"Demorou, hein, fotógrafo? Tava quase desistindo e indo tomar uma gelada sozinha." Voz rouca, sotaque mineiro carregado, rindo de lado. Tinha uma garrafa de 51 pela metade no chão, copo plástico sujo de batom vermelho ao lado. Ofereceu: "Bebe um gole pra entrar no clima?" Eu peguei, dei dois goles curtos – cachaça quente, desceu queimando a garganta. Ela riu: "Fraco, mas vai esquentar logo."
Começamos o ensaio tranquilo. Primeiro, poses de perfil contra a cerca: ela abria o colete aos poucos, deixava os peitos pesados à mostra, mamilos já duros com o ventinho fresco da tarde. Eu clicava, ajustava a luz natural, pedia pra ela jogar o cabelo pra trás, empinar um pouco mais a bunda. "Assim tá bom?", perguntava, virando de lado, mão na cintura larga. Clique. "Mais safado." Ela obedecia na hora, mordia o lábio inferior, olhava direto pra lente como se estivesse me desafiando. O álcool já tava fazendo efeito – olhos mais brilhantes, riso mais solto, movimentos sem pressa nenhuma.

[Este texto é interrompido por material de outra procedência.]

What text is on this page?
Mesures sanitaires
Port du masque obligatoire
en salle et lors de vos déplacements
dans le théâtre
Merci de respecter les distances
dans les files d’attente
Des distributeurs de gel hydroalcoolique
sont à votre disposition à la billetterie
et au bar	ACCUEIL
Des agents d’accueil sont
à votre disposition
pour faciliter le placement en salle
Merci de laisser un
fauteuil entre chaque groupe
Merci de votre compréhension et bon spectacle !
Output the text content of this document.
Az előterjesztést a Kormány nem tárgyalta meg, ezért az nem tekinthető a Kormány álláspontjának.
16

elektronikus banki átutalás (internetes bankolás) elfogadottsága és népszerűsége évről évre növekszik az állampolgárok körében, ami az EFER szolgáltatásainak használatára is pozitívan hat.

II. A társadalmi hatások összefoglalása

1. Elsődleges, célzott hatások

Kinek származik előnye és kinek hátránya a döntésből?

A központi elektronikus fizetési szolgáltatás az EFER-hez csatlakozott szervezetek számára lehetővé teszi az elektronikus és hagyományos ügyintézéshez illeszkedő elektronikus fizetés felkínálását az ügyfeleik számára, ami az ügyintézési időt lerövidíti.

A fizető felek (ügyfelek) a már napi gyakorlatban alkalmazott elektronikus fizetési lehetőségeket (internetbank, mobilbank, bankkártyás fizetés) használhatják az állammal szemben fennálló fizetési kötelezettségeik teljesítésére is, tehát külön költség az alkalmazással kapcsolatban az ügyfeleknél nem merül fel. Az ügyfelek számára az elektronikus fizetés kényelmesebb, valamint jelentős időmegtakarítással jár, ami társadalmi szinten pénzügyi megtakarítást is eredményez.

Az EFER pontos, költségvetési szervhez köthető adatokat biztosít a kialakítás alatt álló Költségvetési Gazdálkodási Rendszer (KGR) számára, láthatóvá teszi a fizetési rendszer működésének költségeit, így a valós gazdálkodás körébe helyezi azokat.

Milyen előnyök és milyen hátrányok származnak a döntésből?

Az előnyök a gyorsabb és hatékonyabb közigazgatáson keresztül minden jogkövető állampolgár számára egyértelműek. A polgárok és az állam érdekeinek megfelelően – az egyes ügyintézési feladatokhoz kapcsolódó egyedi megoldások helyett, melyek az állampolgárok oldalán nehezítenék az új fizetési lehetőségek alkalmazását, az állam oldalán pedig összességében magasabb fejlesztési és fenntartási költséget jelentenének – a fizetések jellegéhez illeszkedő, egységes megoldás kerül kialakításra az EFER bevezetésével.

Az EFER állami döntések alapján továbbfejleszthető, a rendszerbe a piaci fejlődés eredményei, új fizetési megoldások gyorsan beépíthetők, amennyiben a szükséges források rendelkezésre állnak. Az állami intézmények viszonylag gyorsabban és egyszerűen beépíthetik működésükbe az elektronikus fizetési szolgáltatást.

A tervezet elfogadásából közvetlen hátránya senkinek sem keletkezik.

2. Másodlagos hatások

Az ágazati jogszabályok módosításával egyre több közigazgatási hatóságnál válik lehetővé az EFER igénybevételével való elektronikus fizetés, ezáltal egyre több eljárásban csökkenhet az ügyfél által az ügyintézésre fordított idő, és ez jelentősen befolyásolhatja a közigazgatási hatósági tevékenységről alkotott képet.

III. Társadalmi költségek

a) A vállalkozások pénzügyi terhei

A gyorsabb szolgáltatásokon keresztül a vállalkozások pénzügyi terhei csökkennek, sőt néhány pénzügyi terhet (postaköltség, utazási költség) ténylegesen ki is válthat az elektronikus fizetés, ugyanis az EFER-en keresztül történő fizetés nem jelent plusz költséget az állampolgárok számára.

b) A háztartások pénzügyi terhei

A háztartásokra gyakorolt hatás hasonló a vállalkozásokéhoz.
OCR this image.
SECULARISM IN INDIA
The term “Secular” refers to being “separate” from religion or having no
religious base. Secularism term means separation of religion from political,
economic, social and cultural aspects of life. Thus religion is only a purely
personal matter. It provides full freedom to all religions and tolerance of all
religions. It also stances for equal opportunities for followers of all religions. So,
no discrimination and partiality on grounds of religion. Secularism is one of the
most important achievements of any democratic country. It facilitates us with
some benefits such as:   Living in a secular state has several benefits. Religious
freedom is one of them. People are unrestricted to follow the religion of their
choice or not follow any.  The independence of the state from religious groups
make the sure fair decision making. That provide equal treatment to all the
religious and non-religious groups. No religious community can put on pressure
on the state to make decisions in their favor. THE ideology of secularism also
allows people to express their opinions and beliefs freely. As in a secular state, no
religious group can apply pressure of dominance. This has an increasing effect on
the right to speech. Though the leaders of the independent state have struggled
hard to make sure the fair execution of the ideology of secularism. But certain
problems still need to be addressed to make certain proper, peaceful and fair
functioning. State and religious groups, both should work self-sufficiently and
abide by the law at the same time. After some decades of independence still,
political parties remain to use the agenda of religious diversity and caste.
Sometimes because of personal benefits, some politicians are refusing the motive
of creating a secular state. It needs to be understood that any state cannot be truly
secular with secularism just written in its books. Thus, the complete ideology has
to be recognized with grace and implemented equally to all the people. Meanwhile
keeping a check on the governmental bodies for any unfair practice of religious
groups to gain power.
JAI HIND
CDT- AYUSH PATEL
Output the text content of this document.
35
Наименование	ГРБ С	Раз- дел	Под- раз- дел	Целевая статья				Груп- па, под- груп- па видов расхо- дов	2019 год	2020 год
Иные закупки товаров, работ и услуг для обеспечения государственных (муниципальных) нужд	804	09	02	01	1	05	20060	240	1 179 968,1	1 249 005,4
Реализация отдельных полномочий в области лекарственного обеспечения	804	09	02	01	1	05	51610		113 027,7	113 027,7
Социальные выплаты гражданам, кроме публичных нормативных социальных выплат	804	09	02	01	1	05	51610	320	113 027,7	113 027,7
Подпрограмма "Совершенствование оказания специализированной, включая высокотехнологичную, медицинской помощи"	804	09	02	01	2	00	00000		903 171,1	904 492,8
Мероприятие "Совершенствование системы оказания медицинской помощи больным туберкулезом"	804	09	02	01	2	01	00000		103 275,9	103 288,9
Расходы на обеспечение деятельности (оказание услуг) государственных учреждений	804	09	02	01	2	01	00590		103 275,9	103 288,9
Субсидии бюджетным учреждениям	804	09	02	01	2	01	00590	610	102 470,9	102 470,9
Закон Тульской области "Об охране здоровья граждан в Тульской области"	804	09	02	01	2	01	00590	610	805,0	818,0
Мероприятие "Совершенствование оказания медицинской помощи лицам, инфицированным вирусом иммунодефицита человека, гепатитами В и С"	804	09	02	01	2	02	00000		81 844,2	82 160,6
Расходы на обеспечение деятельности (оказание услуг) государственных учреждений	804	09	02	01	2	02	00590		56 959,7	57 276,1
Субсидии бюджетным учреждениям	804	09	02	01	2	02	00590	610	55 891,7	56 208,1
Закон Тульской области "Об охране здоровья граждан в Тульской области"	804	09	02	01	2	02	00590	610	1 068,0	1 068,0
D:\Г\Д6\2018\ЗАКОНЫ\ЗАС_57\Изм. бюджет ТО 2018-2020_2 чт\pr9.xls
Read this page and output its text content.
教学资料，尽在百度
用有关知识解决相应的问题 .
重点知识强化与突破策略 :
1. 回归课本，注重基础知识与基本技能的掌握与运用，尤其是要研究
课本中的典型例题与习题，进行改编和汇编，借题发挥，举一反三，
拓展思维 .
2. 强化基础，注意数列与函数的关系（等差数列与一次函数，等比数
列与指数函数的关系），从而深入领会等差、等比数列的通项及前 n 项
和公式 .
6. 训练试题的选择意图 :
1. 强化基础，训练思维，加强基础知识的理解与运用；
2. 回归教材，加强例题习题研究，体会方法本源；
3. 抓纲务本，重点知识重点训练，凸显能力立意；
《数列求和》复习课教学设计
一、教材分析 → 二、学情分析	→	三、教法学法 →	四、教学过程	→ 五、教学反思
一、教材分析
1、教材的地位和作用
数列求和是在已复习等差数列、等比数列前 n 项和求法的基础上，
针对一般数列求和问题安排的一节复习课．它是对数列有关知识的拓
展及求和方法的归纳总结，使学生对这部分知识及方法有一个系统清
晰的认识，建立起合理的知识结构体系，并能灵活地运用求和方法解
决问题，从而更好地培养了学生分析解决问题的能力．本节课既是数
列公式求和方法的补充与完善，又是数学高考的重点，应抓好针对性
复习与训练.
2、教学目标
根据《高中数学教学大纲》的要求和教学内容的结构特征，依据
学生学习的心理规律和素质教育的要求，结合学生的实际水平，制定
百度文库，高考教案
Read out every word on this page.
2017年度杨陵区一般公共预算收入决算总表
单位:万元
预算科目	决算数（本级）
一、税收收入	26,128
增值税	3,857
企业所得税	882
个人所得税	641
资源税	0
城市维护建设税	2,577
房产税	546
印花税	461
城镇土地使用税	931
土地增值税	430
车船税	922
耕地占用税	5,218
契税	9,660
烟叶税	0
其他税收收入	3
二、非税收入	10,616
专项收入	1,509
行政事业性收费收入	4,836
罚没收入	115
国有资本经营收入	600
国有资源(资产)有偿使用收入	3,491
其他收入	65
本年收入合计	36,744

Passamos pro body vinho. Ela tirou o colete de vez, ficou só com aquilo colado, decote aberto até quase a barriga. Agachou de pernas abertas bem na minha frente, chão de terra sujando as coxas grossas. "Foca aqui, ó", disse, abrindo mais, mão descendo devagar pela frente da calcinha vermelha que aparecia por baixo. Eu me abaixei, lente quase colada, coração acelerando. Ela gemeu baixinho quando o flash rebateu na pele suada. "Tá gostando mesmo, né? Dá pra ver na tua cara, safado."
Bebeu mais um gole direto da garrafa, derramou um pouco no colo, lambeu devagar com a língua, olhando pra mim o tempo todo sem piscar. "Quero parar de posar agora. Quero trepar. Forte. Aqui mesmo." Não foi pergunta, foi ordem. Largou a garrafa no chão, virou de quatro na terra, bunda empinada alto, olhando por cima do ombro: "Vem logo antes que eu perca a paciência."
Eu larguei a câmera no capô do carro, calça no tornozelo em dois segundos. Entrei nela devagar no começo, sentindo o calor apertado, molhado pra caralho. Ela empurrou contra mim, gemendo rouco: "Mais forte, porra, não para." Segurei na cintura macia, puxei com força, batendo fundo, a bunda tremendo a cada estocada. Poeira subindo ao redor, suor escorrendo pelas costas dela, peitos balançando loucamente. Ela cravou as unhas na terra, gritou quando gozou – um grito curto, gutural, que ecoou no quintal vazio. Eu segui logo depois, gozando dentro, os dois ofegantes, joelhos sujos de terra e folhas grudadas.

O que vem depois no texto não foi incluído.